In deze uitspraak van de voorzieningenrechter van de Rechtbank Den Haag op 31 oktober 2023, wordt een verzoek om een voorlopige voorziening behandeld in het kader van de Wet maatschappelijke ondersteuning 2015 (Wmo 2015). Verzoekers, de wettig vertegenwoordigers van een minderjarige zoon, hebben bezwaar gemaakt tegen een besluit van het college van burgemeester en wethouders van Zoetermeer, dat op 28 september 2023 een aangepaste rolstoelbuggy heeft verstrekt in plaats van de aangevraagde kinderwandelwagen. Tijdens de zitting op 17 oktober 2023 hebben de verzoekers, samen met hun gemachtigde, hun standpunt toegelicht. De voorzieningenrechter constateert dat de verzoekers op zich tevreden zijn met de verstrekte rolstoelbuggy, maar dat deze niet voldoet aan hun vervoersbehoeften. Verzoekers hebben aangegeven dat zij denken aan de verstrekking van een bus voor het vervoer van hun zoon in de rolstoelbuggy.
De voorzieningenrechter merkt op dat het college in zijn beoordeling niet voldoende heeft onderbouwd waarom de rolstoelbuggy niet passend zou zijn en dat er mogelijk andere oplossingen zijn dan de door verzoekers gewenste bus. De voorzieningenrechter kan op dit moment niet vaststellen dat het besluit van het college in de bezwaarprocedure geen stand kan houden, en concludeert dat er onvoldoende onderbouwing is voor de noodzaak van een spoedvoorziening. Het college moet bij de beoordeling van aanvragen als die van verzoekers een stappenplan volgen om de hulpvraag en de bijbehorende problemen in kaart te brengen. De voorzieningenrechter concludeert dat het stappenplan niet is doorlopen, waardoor onduidelijk blijft welke problemen van de minderjarige zoon om een voorziening vragen.

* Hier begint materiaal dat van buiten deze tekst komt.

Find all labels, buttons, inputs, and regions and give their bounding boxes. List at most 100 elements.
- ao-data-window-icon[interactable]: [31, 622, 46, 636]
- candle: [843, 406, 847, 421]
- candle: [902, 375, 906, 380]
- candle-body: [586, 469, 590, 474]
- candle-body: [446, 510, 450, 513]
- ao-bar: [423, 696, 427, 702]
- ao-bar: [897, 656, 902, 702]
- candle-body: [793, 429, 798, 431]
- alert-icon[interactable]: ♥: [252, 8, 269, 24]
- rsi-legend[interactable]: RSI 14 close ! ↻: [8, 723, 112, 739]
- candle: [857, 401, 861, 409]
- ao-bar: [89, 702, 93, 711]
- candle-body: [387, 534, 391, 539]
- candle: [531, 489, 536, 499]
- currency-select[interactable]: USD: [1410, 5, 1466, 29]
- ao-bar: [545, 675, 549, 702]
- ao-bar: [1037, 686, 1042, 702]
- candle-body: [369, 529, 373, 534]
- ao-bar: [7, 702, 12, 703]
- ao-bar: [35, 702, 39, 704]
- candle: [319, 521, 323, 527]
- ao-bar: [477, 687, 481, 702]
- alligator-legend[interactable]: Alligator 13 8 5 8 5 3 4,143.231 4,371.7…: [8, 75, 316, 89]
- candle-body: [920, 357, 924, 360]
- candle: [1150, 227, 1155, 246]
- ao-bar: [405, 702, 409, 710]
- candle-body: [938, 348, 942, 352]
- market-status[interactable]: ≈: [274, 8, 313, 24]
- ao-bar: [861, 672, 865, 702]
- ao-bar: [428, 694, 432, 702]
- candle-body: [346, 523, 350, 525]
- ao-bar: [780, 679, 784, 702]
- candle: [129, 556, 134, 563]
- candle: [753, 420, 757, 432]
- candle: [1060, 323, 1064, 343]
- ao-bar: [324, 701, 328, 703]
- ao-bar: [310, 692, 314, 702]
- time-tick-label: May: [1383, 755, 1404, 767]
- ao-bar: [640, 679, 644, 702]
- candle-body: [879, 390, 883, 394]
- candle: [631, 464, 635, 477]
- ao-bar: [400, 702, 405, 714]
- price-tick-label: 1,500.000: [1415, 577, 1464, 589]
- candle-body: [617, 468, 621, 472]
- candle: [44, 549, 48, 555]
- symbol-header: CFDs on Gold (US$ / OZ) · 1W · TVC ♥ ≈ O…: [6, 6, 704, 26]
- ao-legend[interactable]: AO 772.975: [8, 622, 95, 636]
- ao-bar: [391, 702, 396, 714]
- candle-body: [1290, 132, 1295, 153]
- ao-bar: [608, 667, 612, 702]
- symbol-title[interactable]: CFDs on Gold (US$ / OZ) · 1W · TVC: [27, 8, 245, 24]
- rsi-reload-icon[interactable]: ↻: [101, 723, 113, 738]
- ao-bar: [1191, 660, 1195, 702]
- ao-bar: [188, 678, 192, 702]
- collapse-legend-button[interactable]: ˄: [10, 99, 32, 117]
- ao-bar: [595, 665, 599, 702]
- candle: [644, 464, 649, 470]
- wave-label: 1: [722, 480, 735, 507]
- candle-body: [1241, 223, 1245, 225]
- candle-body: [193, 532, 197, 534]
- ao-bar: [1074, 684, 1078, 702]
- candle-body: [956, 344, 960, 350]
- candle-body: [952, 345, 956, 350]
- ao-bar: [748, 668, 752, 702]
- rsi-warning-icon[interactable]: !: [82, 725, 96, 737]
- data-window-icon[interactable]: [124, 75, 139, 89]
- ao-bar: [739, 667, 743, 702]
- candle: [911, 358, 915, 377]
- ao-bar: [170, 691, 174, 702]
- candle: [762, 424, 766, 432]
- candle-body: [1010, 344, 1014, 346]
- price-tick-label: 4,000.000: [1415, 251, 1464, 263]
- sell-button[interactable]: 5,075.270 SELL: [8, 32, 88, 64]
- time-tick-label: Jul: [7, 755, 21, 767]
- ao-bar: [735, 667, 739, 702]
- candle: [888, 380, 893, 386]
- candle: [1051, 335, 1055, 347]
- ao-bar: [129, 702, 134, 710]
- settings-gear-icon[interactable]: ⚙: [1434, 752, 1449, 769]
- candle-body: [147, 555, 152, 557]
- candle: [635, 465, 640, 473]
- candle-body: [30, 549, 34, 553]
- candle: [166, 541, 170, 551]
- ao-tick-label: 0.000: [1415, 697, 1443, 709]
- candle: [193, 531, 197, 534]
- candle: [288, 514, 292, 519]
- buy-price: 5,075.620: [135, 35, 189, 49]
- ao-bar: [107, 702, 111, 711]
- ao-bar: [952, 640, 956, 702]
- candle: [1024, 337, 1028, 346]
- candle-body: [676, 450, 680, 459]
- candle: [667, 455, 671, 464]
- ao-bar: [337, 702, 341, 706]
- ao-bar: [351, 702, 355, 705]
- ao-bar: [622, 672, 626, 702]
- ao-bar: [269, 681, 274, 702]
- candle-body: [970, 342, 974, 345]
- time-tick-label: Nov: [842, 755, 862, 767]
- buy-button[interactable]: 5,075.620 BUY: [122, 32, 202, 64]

Uiteindelijk wijst de voorzieningenrechter het verzoek om een voorlopige voorziening af, omdat niet duidelijk is wat de minderjarige zoon in het kader van de Wmo 2015 nodig heeft. Er is geen aanleiding voor vergoeding van griffierecht of proceskostenveroordeling. Deze uitspraak is gedaan door mr. C.G. Meeder, voorzieningenrechter, en is uitgesproken in het openbaar op 31 oktober 2023.